VPN
Tailscale, WireGuard, ZeroTier
ArchR ships three VPN options. All toggle from EmulationStation → System Settings → Network and are paused automatically during gameplay so they don't compete with the emulator for CPU.
Tailscale
Tailscale is a zero-config WireGuard-based VPN that lets your handheld talk to your PC anywhere on the internet, securely.
Sign up
Sign up for Tailscale. Free for personal use up to 100 devices.
Tailscale needs an SSO provider — Google, GitHub, Microsoft, or any of the supported identity providers.
Install on your PC
Download Tailscale for your OS and log in.
Enable on the handheld
ES → Network Settings → Tailscale VPN → ON.

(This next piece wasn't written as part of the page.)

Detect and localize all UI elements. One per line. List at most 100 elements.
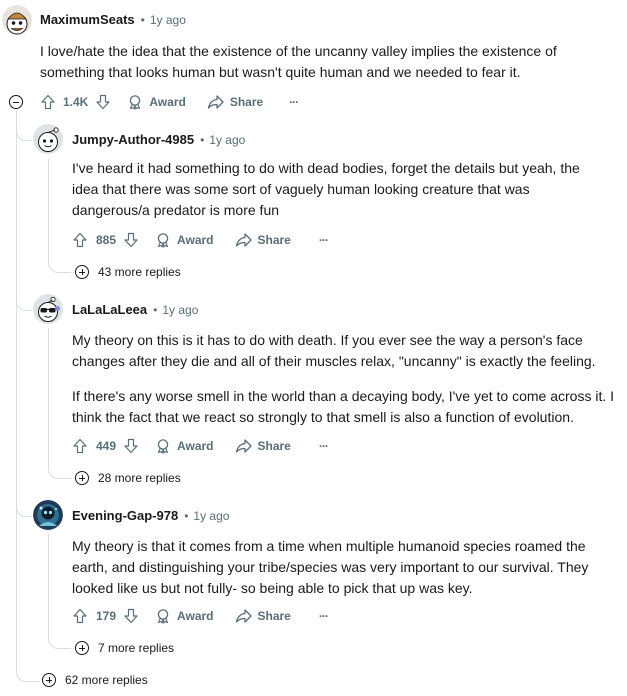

The first time, you'll see an authentication URL. Open it on your PC's browser, click Connect, and Tailscale binds the handheld to your tailnet.
Disconnect
Same menu, toggle off.
After auth, your handheld appears under your tailnet's machines. SSH, file transfer, RetroArch netplay over the tailnet all work as if the device were on your local LAN.
WireGuard
For when you have your own VPN server (e.g. via your router or a self-hosted setup).
Drop the config
Provide a standard wg0.conf from your VPN provider or self-hosted server. Place it at:
/storage/.config/wireguard/wg0.confYou can copy it via SSH or Samba.
Sample minimal config:
[Interface]
PrivateKey = <your private key>
Address = 10.111.10.2/24
[Peer]
PublicKey = <server public key>
AllowedIPs = 0.0.0.0/0
Endpoint = <server>:<port>The DNS directive is not supported in this config. Remove any DNS = line or the connection won't come up.
Toggle
ES → Network Settings → WireGuard VPN is only visible when wg0.conf exists. Toggle ON / OFF.
Diagnose
wg show # active tunnel status
curl -4 ifconfig.co # current public IP
wg-quick up /storage/.config/wireguard/wg0.conf
wg-quick down /storage/.config/wireguard/wg0.confGenerate a keypair
For self-hosting (use as the device side):
wg-genconfig # writes wg0.conf and wg0.conf.serverThe .server file goes on your Linux PC / Raspberry Pi acting as gateway. Uncomment the PostUp lines if you want to access other devices on your home LAN through it (SNAT).
ZeroTier
ZeroTier is similar to Tailscale but with a different network model — you create networks on your ZeroTier dashboard and join devices to them.
Sign up
Sign up at my.zerotier.com, create a network, copy its 16-character ID.
Drop the network ID
/storage/.config/zerotier-networksOne network ID per line. Create the file via SSH or Samba.
Enable
ES → Network Settings → ZeroTier VPN → ON.
Approve in dashboard
Back at my.zerotier.com → your network → Members — your handheld appears as pending. Tick the Auth box.
Manual join (alternative)
Without the zerotier-networks file, you can run from SSH:
zerotier-cli join <network-id>
zerotier-cli listnetworksIf you mix this with the file approach, the file wins on next boot — pick one.
Which one to use
| Tailscale | WireGuard | ZeroTier | |
|---|---|---|---|
| Easiest setup | ✅ | — | — |
| Self-hostable | partial | ✅ | partial |
| Subnet routing | yes | yes | yes |
| Persistent peer-to-peer | with NATs | direct | with NATs |
| Free tier | 100 devices | n/a | 25 devices |
For most people: Tailscale if you want zero-config, WireGuard if you already have a VPN server, ZeroTier if you prefer their network model.
During gameplay
All three VPN services are paused automatically when a game launches via runemu.sh (alongside Syncthing and the simple HTTP server) and resumed when the game exits. The pause is per-process — TCP connections close on the client side and reconnect when the service comes back. For most uses (file sync, remote SSH) this is invisible.
If you specifically want a VPN on during gameplay (e.g. for online netplay over Tailscale), edit /usr/bin/runemu.sh and remove the service from the pause_background_services list. Heads-up: VPN traffic competes with WiFi airtime which is shared with Bluetooth — expect occasional crackle in BT audio.